Mit dem Fußballspiel in Buch ist es vorbei. Bei der Hauptversammlung des Turn- und Sportvereins wurde die einstmals stolze und erfolgreiche Abteilung auf Eis gelegt. Vorsitzender Sven Marr schüttelte bedauernd den Kopf. "Wir packen das einfach nicht", so der ehemalige Verteidiger der ersten Mannschaft. Ein Hoffnungsschimmer war das Angebot eines auswärtigen Trainers, der sieben Spieler mitbringen kann. "Auch wenn wir die Mannschaft vollbringen können, fehlen uns immer noch die Reservespieler und die Funktionäre", stellte Marr fest.
Aber da waren noch weitere Probleme, die der TSV kaum stemmen kann. Zum Beispiel hohe Kosten für Spielerpässe. Trotz gesunder Kassenlage wiegte Kassierer Karl-Heinz Knauer den Kopf: "Wir lassen uns auf ein finanzielles Risiko ein.
Was ist, wenn es nicht klappt?", fragte er.

In äußerst schlechtem Zustand

Und da war noch ein Problem: Der Platz ist in einem erbärmlichen Zustand. Platzwart Daniel Bauer berichtete von Maulwurfshaufen und Wühlmausgängen. "Wir müssten den Platz umfangreich sanieren", macht er deutlich, und das könne eine vierstellige Summe kosten.

Der Vorsitzende berichtete von einigen Anfragen anderer Vereine, die einen Trainingsplatz brauchen. Andere wollen ihn für die Vorbereitungsspiele oder sogar als Ausweichplatz nutzen. "Wir könnten alles, auch außen herum, herrichten und den Platz vermieten", stellte er zur Diskussion, gab aber zu bedenken, dass die Duschen samt Boiler instandgesetzt werden müssten.

Ein ganz heikles Thema sprach er mit dem Verkauf des Geländes an, das außer dem TSV-eigenen Sportheim und dem Freisitz der Stadt Lichtenfels gehört. Er bezog sich auf eine Anfrage von Kaufinteressenten. "Der Stadt gehört zwar der Platz, aber ohne unsere Zustimmung läuft da nichts", erklärte Marr. Er verwies auf den unbefristeten Pachtvertrag mit der Stadt Lichtenfels.
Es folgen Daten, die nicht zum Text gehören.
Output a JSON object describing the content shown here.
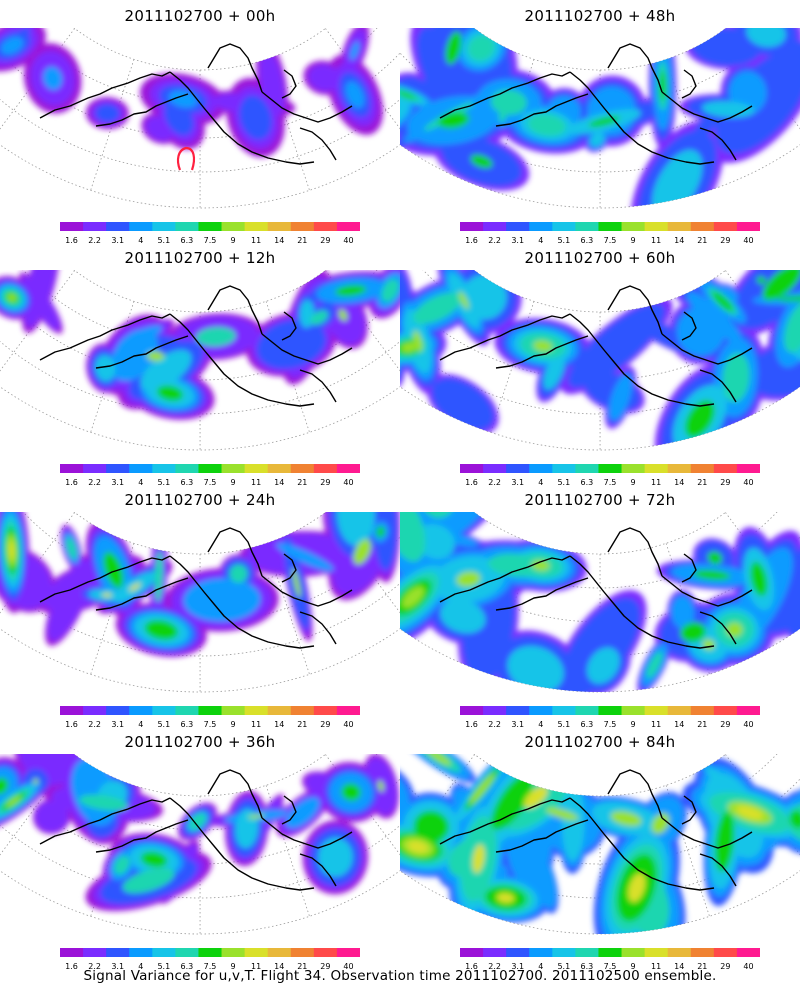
{
  "chart_data": {
    "type": "heatmap",
    "colorbar": {
      "levels": [
        "1.6",
        "2.2",
        "3.1",
        "4",
        "5.1",
        "6.3",
        "7.5",
        "9",
        "11",
        "14",
        "21",
        "29",
        "40"
      ],
      "colors": [
        "#9b12d8",
        "#7a2cff",
        "#2f55ff",
        "#0a9bff",
        "#17c4e8",
        "#1fd6b0",
        "#0dd20d",
        "#9ae12c",
        "#d9e02a",
        "#e8b83a",
        "#f08232",
        "#ff4a4a",
        "#ff1a90"
      ]
    },
    "panels": [
      {
        "title": "2011102700 + 00h",
        "lead_hours": 0
      },
      {
        "title": "2011102700 + 12h",
        "lead_hours": 12
      },
      {
        "title": "2011102700 + 24h",
        "lead_hours": 24
      },
      {
        "title": "2011102700 + 36h",
        "lead_hours": 36
      },
      {
        "title": "2011102700 + 48h",
        "lead_hours": 48
      },
      {
        "title": "2011102700 + 60h",
        "lead_hours": 60
      },
      {
        "title": "2011102700 + 72h",
        "lead_hours": 72
      },
      {
        "title": "2011102700 + 84h",
        "lead_hours": 84
      }
    ],
    "caption": "Signal Variance for u,v,T. Flight 34. Observation time 2011102700. 2011102500 ensemble."
  }
}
In anderen Abteilungen sieht es besser aus

In seinem Kassenbericht hob Karl-Heinz Knauer die erfolgreiche Theaterabteilung hervor, die den Verein mit ihren Aufführungen stets auf gesunde finanzielle Füße stelle. Die Kosten für das Sportheim habe man reduziert. Mit gelegentlichen Vermietungen könne man die Ausgaben für Strom, Wasser und Abwasser niedrig halten. Auch die Ausgaben für andere Sparten hielten sich in Grenzen.

Bei den Neuwahlen schenkten die Mitglieder dem bisherigen Vorstand einstimmig das Vertrauen. Gewählt wurden zum Vorsitzenden Sven Marr, zur Zweiten Vorsitzenden Carolin Hagel, zum Kassierer Karl-Heinz Knauer sowie zur Schriftführer Mike Görbert. Der Verein wird sich wieder an der Dorfweihnacht, am Kinderfest, an der Ausstellung im Stadtmuseum beteiligen.